Saturday, August 29, 2009

Coffee: It's Not Just About the Caffeine

Part I:                             
When I was a little girl, we lived just close enough to both sets of our grandparents to visit each of them a couple times a year. My grandmothers were as opposite as two women could be and their homes were just as opposite, so visiting each of them was a unique treat.

My mother's parents lived about five hours away from us, in a little white house in the woods of North Carolina, a family home for almost a century. They had a big screened-in porch in our younger days with a row of grey-painted rocking chairs and a glider, and the yard was full of trees dripping Spanish moss. We spent a lot of time rocking on the long porch swatting flies, and many a hot summer afternoon playing Star Trek in the crepe myrtle trees. The kitchen was paneled in pine, seasoned to a warm toast-brown patina; white ruffled curtains hung at the window. My grandmother always had a Currier and Ives calendar hanging on the wall and a silver percolater plugged in on the counter. The big old white stove in the corner had cooked so many egg and bacon breakfasts we fancied it might be able to do it all by itself. Except for we couldn't imagine that stove without our grandmother leaning over it.

My mother's mother was a tiny, pretty woman with beautiful brown eyes and snowy white hair, such a contrast to my grandfather who was a giant of a man, balding and blue eyed. Her name was Mamie, his was John, and their tender devotion to one another was a thing of beauty we recognized even as kids. Every morning, before anyone else was stirring in the house, we would hear my grandmother's slipper-scuffs tread softly across the living room. There would be a pause and the quiet noise of her working in the kitchen, then the sound of her padding back to bed. We would hear the low murmer of our grandparents' voices, and then the sound of the percolator swooshing and "kagunking" in the kitchen. Several of us, hearing our grandparents were up, would go join them in their big four-post bed and add to their gentle discussion, while the smell of the coffee wafted in from the kitchen.
Mommom (we called her "Mommom") would get up after a bit and bring back a cup of coffee for Poppop (that's what we called him), and we would talk and giggle until the dim light of early morning brightened the room. Mommom would get up after a bit and shoo us out so she could dress, then she'd go out to start the breakfast: bacon and eggs, her biscuits, and another pot of coffee before the morning was through. The grown-ups would be stirring their second cups and talking around the kitchen table as we headed out to play in the trees, the smell of bacon and coffee lingering on our clothes.

Life was good.

And it's been good visiting with you this morning in my country grandmother's kitchen.
Next Saturday morning: My Baltimore city Grandmother


Diana said...

What lovely sweet memories Lisa! And I can smell the bacon and coffee scents lingering in the air! Nice!
Love Di

Eileen said...

Oh, that was just beautiful -- and so beautifully-told! I'm so glad you took the time to share it!
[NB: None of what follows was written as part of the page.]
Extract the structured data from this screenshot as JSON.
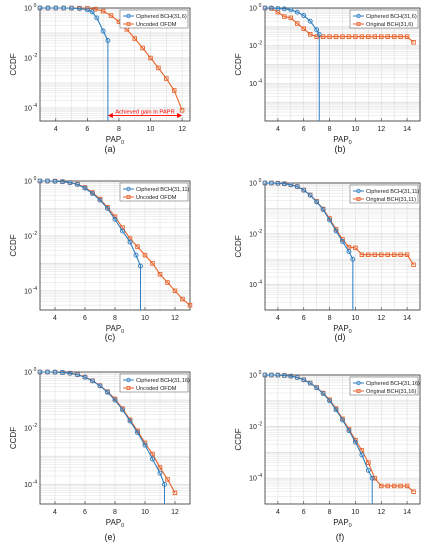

I wish I could have known my own grandparents better. Both of my parents were youngest or near-youngest in their families, and I only briefly knew my mom's mom (she died when I was 5), and my dad's mom when I was 17. Both grandpas had died long before I was born.

What a lucky little girl you were!

Bia said...

I can totally picture that house...and the swooshing percolator...what lovely memories.

Why does the smell of coffee always invoke such wonderful memories? Even to this day when I smell espresso I can see my Nonna spooning grounds into her Bialetti espresso maker, her hands large and work worn.

MightyMom said...

oh how that made me long for my Grandma.

Laura said...

I am drinking coffee while reading this wonderful post....ahhhh.
Very comforting. All of it.

Natalie said...

Lovely post. Growing up, my family would sit on the front porch drinking coffee (even my 5 year old brother, but his was mostly milk and sugar). We would watch the dogs play and hear the hummingbirds fly by and even see a few deer by the pond in the morning. I love living out in the country and miss it.

Anonymous said...

What lovely pictures you paint - thanks for sharing.

Linda Higgins said...

Lisa, that was a lovely post about your grandparents. I never knew my grandparents. I have only a few memories....only for a one time visit when I was 8 years old. They lived in Holland and my parents immigrated here to the states when I was a baby with my 3 older brothers. I miss that. I miss having memories of grandparents, so I try my best to be someone my grandchildren will not forget...hope I am making memories....

Kim H. said...

Reminds me of mornings on my Great Aunt Theresa's farm -- those were some of my best childhood memories.

I can almost hear the mooing cows as I read your post.

So wonderful, Lisa! You are such a blessing!

Aubrey said...

Very interesting! I enjoyed "seeing" your grandparents through your childhood eyes.

Now I'm curious about your opposite set of grandparents. I think that my sets of grandparents are as opposite as you can get and my husband says the same thing about his two sets of grandparents.

I see my own parents as grandparents now and I see the same thing--opposites from each other and also from my husband's parents.